Why have so many organisations historically failed to prepare properly for IT disasters? Well, the fact is that IT disaster recovery (DR) is complicated. Doing it well requires a lot of planning, and you’ll have to keep on updating the plan if it isn’t going to be totally useless by the time you want it. Testing the plan properly is almost never done, as it’s got a tendency to be ruinously time-consuming, says Plan B DR’s Tim Dunger.

Traditionally IT disaster recovery (DR) solutions have been complicated and expensive, or cheap and ineffective. This has left many with either inadequate provisions or worse, expensive provisions that fall short of protecting the business. Also, if the worst does happen, you need to think if it is best to be solely reliant on your own IT team. They will probably be up to their eyes trying to deal with the cause of the disaster, or worst of all, may actually be caught up in the disaster itself. So what are the options for protecting critical IT systems for your organisation?

Online backup

Online backup is basically no different to a local backup but has some definite advantages. Not having to keep moving tapes around is a step forward and you can make an argument that your data is more secure in encrypted form than in plaintext on tape in somebody else’s offsite storage. But, depending on your online backup solution, if you start thinking about recovery, it’s not all roses.
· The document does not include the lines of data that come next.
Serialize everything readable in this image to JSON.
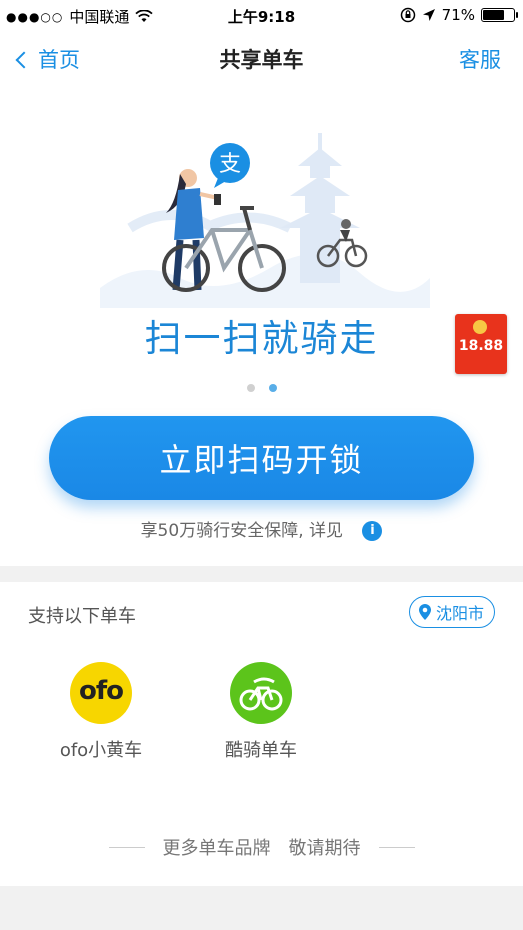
{
  "status_bar": {
    "carrier": "中国联通",
    "time": "上午9:18",
    "battery_percent": "71%",
    "battery_level": 0.71,
    "signal_icon": "signal-dots-icon",
    "wifi_icon": "wifi-icon",
    "lock_icon": "rotation-lock-icon",
    "location_icon": "location-arrow-icon"
  },
  "nav": {
    "back_label": "首页",
    "title": "共享单车",
    "right_label": "客服"
  },
  "hero": {
    "slogan": "扫一扫就骑走",
    "red_packet_amount": "18.88",
    "pager_total": 2,
    "pager_active": 2,
    "scan_button_label": "立即扫码开锁",
    "insurance_text": "享50万骑行安全保障, 详见"
  },
  "bikes": {
    "section_label": "支持以下单车",
    "city": "沈阳市",
    "brands": [
      {
        "name": "ofo小黄车",
        "logo_text": "ofo"
      },
      {
        "name": "酷骑单车"
      }
    ],
    "more_left": "更多单车品牌",
    "more_right": "敬请期待"
  },
  "colors": {
    "accent": "#1a8fe3",
    "ofo_yellow": "#f7d600",
    "kuqi_green": "#5cc41b",
    "red_packet": "#e8331c"
  }
}
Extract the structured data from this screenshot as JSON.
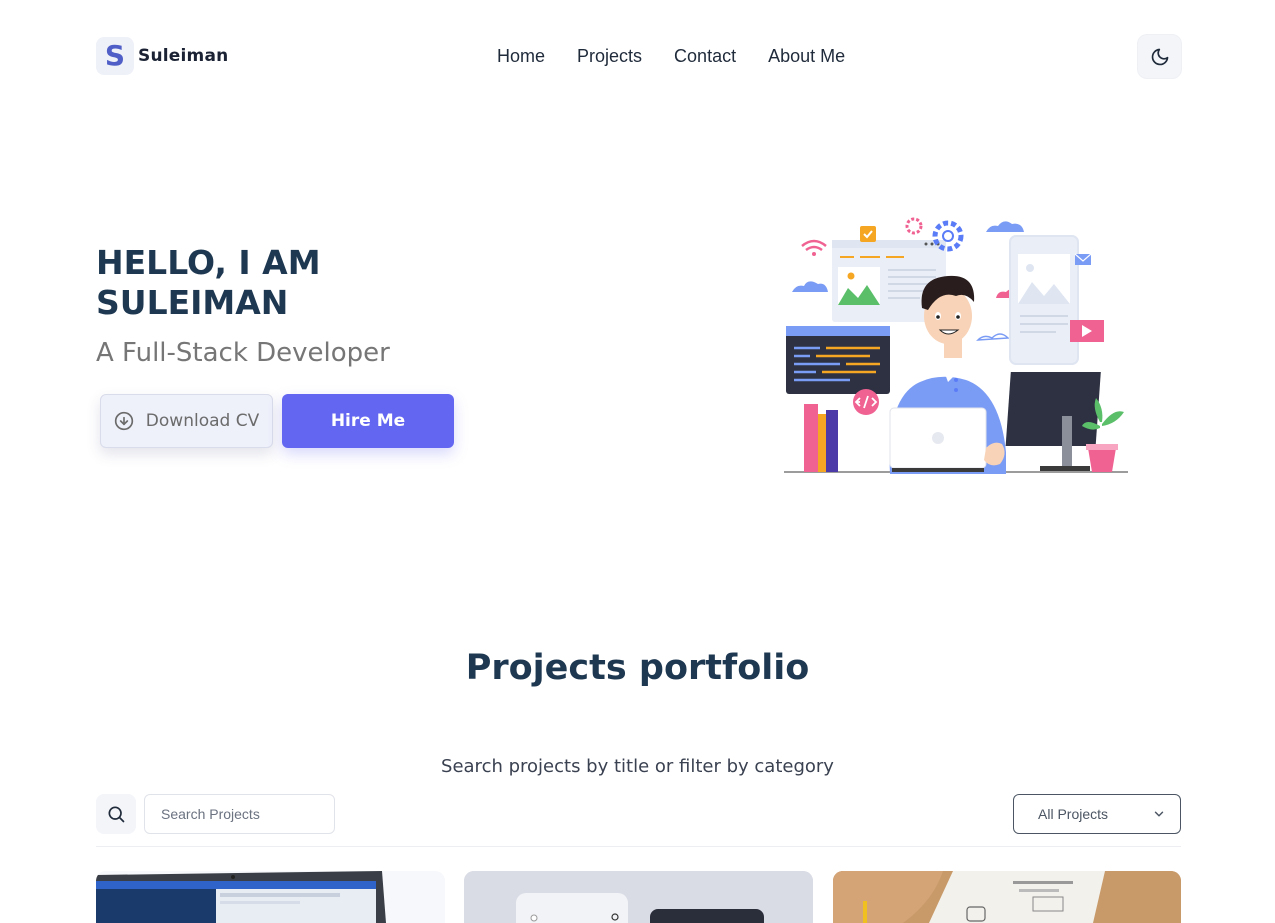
{
  "header": {
    "logo_letter": "S",
    "brand_name": "Suleiman",
    "nav": [
      {
        "label": "Home"
      },
      {
        "label": "Projects"
      },
      {
        "label": "Contact"
      },
      {
        "label": "About Me"
      }
    ],
    "theme_icon": "moon-icon"
  },
  "hero": {
    "title": "HELLO, I AM SULEIMAN",
    "subtitle": "A Full-Stack Developer",
    "download_label": "Download CV",
    "download_icon": "download-circle-icon",
    "hire_label": "Hire Me"
  },
  "projects": {
    "title": "Projects portfolio",
    "subtitle": "Search projects by title or filter by category",
    "search_placeholder": "Search Projects",
    "filter_selected": "All Projects"
  },
  "colors": {
    "accent": "#6366f1",
    "heading": "#1e3851",
    "brand_mark": "#4f5fc7"
  }
}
If your online backup product doesn’t keep a local copy of all of your data, how long would it take you to download a complete set of all the data on your biggest server, using a sensible proportion of your Internet connectivity? And if you’ve got a better online backup product that does keep a local copy, what happens if it’s your entire building and IT systems that are out of action?

Have a plan to replace and rebuild

This is probably the most popular form of disaster recovery provision in the mid-market. I’d like to suggest that unless you’ve got a detailed, documented plan of how you’d replace and rebuild your critical systems, then your backups, even if they’re great, have rather missed the point. After all, what really matters to you is not that your data is ‘safe’ but that it’s useful. If you can’t interact with it, then it’s not doing any useful work for you. If we just take a simple scenario for bringing a few systems back, including their backup server, you might have a process that looks like:

  1. Make sure you’ve got all the kit you need. Remember that not all kit is immediately available (Dell build machines to order, Cisco devices have a habit of not being in the channel when you want them, and tape drives and libraries aren’t always easy to acquire at the drop of a hat)
    2. Retrieve operating systems media (was it destroyed?)
    3. Locate activation key for operating systems (where is this?)
    4. Re-install the operating systems
    5. Patch the operating systems (assuming Internet connectivity is good)
    6. Locate backup software media
    7. Locate activation key for backup software
    8. Load backup software
    9. Insert first tape and integrate tape database back into the backup software database
    10. Identify and retrieve all tapes in cycle
    11. Start full restoration

So… we’re eleven steps in, five of those steps require you to either have a copy of something, or to get bits from somebody else and we’ve not actually got a single machine back up and running properly yet. The fact remains that rebuilding your systems is a highly complex and time consuming process—it can easily take up to 7 days! Unless you’ve done it from a realistic starting point a couple of times, it is unrealistic to expect it to work when you need it.

Warm and hot standby

Finally, we start to get to solutions that actually stand a reasonable chance of delivering quickly when you need them. ‘Warm’ and ‘Hot’ standby solutions take a starting point that you need to have properly provisioned, permanently available, configured, and working systems in another location, ready to take on your workloads?as and when you need them.

Where they differ is in terms of the currency of the data on them. Typically, a ‘warm’ system will be fed data periodically, so should you need to press them into service, you’ll see your data go back in time somewhat. A ‘hot’ standby system is continually replicating data, so you should see minimal data loss when you need it.

The downside of both of these approaches is the same?cost. Depending on your solution, the level of importance of your data and the importance of keeping up to date with every last transaction, prices can range from the inconveniently pricey to the truly legendary. Also, bear in mind that these solutions aren’t a replacement for a good backup regime?they’re an addition to them. So you need to pay attention to your backups, as before.

The promise of virtualisation

Virtualisation as the buzzword of the moment has a lot to live up to, but when it comes to disaster recovery, it really does show some promise. In fact it should be able to solve both the drawbacks of traditional disaster recovery approaches by dramatically reducing costs for vastly more effective, fast recovery solutions.

Virtualisation’s promise comes from its ability to provide a consistent computing environment regardless of the underlying hardware. This means that a system image can be made to work on any hardware, and because of the consolidation advantages of virtualisation, multiple workloads can be run on single physical machines.

Virtualisation can deliver significant advantages for disaster recovery because it can dramatically reduce the hardware costs for the recovery platform. As a result you can now purchase products that would allow you to make a virtual warm standby solution from a physical live server.